Although the book is set roughly around 1850, Whitehead incorporates later racial abuses into the book too, for example, the shocking Tuskegee syphilis experiment, the use of sterilization of black men and women, allegedly for their own good, and the collaboration of some people within the northern states (which I had always believed were fully anti-slavery) in the capture and return of escaped slaves through the Fugitive Slave Act. Against these cruelties and abuses though, Whitehead also sets the genuine heroism of many ordinary people who attempt to end the abuse of slavery and set up new communities for runaway slaves. For a fascinating interview with the author, see here.

Besides the cruelty that is a constant throughout the novel, I was struck by the sadness of a slave's world. They could never depend on spending the rest of their life with their family. From the time they were enslaved to when they died in chains, they might never know what had happened to their children, to their parents, to their loved ones. And this is reflected in Cora's world, where she completely misjudges her own mother's actions.

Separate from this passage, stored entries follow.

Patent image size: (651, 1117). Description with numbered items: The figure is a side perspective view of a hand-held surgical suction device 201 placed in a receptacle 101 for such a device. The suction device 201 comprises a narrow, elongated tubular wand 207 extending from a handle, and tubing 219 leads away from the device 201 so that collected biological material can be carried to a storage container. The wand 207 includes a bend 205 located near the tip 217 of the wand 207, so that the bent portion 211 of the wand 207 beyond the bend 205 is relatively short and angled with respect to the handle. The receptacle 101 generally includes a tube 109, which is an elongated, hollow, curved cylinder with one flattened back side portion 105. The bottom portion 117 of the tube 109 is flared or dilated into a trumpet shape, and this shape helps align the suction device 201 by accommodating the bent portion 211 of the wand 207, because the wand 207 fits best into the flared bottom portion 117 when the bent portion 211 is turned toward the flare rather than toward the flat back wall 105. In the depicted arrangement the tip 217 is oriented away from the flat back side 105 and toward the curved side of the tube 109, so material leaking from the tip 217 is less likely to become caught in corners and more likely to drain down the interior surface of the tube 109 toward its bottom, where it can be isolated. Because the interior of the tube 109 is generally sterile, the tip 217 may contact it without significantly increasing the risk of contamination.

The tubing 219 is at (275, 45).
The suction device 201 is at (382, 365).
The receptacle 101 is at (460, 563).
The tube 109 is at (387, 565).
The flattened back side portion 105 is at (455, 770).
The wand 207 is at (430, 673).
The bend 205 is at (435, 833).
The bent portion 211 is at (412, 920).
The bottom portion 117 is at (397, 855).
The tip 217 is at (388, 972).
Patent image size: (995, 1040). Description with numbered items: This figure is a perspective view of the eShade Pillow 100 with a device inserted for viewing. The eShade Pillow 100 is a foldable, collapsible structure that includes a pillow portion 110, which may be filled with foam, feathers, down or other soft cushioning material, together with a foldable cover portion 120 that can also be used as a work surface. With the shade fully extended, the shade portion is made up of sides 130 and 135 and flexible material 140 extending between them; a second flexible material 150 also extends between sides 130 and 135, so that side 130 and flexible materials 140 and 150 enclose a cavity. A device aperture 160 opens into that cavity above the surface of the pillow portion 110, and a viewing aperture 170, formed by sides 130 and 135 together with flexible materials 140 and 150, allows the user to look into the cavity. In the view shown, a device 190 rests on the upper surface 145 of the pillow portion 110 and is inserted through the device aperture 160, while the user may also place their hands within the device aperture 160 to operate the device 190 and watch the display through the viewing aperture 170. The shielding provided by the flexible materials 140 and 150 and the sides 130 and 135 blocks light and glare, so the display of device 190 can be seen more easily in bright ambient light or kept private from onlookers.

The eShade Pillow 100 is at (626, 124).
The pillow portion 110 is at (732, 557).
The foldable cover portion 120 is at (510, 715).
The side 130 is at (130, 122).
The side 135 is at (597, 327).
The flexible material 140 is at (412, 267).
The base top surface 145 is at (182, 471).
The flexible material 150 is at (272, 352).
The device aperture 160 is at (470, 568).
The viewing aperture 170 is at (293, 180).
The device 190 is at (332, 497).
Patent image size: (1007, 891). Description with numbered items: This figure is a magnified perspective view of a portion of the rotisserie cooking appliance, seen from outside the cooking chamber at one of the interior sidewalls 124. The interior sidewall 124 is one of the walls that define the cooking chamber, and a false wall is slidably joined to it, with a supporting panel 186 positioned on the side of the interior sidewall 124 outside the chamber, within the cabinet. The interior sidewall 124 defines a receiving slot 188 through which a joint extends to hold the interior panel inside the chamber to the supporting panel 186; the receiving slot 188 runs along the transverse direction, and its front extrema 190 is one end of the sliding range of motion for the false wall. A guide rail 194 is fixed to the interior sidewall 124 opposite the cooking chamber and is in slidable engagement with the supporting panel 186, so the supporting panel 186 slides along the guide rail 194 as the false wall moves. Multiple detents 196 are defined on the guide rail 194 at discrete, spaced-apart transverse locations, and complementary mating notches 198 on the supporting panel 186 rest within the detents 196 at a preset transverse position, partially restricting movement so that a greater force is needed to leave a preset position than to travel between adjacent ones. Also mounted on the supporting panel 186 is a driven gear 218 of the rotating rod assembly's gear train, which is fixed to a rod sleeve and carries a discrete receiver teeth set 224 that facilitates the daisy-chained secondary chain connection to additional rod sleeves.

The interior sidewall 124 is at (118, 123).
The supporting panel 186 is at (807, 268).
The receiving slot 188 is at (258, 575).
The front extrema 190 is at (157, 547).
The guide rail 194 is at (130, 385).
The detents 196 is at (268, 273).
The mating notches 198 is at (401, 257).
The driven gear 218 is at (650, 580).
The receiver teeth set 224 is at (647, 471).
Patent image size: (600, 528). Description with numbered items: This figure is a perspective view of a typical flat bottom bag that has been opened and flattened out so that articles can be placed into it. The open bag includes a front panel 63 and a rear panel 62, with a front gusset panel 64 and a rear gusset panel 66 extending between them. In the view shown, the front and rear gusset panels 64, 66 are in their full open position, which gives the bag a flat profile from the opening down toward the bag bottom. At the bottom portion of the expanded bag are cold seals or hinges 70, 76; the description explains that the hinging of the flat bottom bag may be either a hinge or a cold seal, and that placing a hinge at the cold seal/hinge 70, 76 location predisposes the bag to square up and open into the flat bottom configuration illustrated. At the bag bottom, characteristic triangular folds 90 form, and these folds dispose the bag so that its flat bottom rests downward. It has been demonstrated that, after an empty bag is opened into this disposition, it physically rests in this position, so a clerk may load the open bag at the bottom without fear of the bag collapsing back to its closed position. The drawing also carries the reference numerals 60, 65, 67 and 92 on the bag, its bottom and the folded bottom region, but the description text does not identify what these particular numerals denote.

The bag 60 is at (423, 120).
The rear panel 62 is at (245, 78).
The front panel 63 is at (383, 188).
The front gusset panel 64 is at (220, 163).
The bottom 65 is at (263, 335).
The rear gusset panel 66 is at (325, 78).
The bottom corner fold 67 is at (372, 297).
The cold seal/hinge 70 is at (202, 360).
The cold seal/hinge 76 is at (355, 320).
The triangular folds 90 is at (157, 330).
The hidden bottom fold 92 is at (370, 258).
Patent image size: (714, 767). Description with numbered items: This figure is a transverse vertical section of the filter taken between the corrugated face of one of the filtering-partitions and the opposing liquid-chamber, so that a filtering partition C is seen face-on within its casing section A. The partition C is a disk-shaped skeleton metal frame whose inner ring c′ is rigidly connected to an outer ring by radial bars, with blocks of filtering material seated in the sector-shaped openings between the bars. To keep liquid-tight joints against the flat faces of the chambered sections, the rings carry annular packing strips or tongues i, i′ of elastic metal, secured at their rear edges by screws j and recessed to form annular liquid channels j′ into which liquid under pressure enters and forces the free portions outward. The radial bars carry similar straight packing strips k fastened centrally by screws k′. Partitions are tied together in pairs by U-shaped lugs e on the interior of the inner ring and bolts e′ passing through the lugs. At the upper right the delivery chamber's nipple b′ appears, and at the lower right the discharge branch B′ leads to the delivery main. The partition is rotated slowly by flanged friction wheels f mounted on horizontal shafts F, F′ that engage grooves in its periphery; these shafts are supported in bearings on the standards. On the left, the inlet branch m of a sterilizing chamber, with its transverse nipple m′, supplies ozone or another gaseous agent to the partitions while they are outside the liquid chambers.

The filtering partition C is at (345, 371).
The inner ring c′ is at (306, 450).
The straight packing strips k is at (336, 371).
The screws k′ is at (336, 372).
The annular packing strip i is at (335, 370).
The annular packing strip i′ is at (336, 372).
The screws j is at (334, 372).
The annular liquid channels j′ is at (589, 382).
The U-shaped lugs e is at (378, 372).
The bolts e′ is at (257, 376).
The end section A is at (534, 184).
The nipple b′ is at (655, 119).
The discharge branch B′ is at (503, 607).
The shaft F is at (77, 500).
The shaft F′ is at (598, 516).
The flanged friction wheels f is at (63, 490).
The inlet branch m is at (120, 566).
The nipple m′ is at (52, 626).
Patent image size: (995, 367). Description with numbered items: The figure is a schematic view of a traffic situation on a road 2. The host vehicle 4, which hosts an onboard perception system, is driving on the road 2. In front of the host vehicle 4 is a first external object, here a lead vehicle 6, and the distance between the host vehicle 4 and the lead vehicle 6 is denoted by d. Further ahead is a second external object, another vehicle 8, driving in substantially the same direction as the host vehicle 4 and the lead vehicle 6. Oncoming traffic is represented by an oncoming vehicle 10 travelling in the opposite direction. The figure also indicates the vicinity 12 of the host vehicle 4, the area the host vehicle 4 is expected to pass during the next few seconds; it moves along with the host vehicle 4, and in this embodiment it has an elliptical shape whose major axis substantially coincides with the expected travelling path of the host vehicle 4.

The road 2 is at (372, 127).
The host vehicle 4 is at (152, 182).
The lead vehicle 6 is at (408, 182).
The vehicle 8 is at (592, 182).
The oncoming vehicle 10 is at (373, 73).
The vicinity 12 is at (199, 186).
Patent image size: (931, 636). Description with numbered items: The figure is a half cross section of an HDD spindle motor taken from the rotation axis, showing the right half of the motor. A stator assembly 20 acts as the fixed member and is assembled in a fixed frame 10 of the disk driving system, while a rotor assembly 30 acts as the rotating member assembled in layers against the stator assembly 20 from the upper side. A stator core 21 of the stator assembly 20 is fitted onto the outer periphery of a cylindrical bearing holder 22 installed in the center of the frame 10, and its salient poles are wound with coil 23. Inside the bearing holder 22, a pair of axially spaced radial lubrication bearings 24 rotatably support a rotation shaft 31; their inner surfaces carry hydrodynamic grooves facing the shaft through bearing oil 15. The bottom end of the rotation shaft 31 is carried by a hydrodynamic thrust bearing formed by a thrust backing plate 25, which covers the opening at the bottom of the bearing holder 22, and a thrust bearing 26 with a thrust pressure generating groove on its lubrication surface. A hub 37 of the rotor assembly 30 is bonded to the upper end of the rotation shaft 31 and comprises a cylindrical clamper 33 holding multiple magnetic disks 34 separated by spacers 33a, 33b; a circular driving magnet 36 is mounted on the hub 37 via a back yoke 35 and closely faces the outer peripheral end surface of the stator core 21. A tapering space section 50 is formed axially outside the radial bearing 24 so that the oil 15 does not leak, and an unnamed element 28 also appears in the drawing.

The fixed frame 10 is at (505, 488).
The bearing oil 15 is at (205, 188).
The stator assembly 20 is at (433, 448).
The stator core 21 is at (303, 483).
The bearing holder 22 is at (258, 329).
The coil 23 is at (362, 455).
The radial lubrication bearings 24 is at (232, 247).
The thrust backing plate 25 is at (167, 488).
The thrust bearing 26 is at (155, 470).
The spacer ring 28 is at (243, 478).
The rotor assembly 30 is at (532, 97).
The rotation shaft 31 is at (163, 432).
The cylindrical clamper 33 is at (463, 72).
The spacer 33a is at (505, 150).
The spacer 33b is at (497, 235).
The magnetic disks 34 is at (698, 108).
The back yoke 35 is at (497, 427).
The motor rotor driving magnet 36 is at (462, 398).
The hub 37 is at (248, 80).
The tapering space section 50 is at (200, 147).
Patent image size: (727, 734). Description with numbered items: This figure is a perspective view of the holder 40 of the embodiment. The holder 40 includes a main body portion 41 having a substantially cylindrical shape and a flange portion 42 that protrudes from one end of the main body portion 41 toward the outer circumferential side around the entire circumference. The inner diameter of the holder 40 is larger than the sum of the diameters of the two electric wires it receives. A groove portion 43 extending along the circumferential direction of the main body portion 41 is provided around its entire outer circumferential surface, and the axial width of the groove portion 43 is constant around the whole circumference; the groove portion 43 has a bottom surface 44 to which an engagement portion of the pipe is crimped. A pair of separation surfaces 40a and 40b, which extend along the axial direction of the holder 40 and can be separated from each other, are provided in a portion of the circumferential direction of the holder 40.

It's an astoundingly dystopian world that Whitehead creates. All the more extraordinary for being in its essence historically true. You think that surely this can't be true, this can't have happened, how can people ever have behaved like this? How could they forget their humanity? How could they treat human beings as though they were "other"? There is a grim side to this when one character, a trainee doctor turned resurrectionist, muses wryly that a dead black man is as good as a white man to the body-snatchers, yet alive, they are a different being, not another kind of human but another type of animal.

The underground railroad has, quite rightly, won its share of prizes; most notably the 2017 Pulitzer Prize, the 2016 National Book Award, and a selection for Oprah's Book Club. It's perhaps not too surprising that the dystopian elements earned this very unlikely novel a nomination for the Arthur C. Clarke Award for science fiction too.

Some of the narrative I found if not unconvincing, difficult to work out quite what was going on. Unlike the real underground railroad, which was largely a network of helpful people across the United States, a substantial part of this underground railway is a proper below the earth steam train, with platforms, cattle wagons and the occasional posh carriage. I wasn't always sure what was reality, and what was in Cora's mind. The ending especially left me confused, but perhaps that's fair enough. In a strange dystopian world, which is recognisably part of this earth, and yet adrift from the normal concepts of humanity, morality and  justice, it makes sense that the world should be confused drifting between normality both mentally and physically. And in writing like this, the reader too is drawn into the mental confusion of Cora's world.

The underground railroad is a stunning novel - stark, terrifying, upsetting, but also oddly uplifting. It may be mired in cruelty, but through Cora and her helpers, a light shines.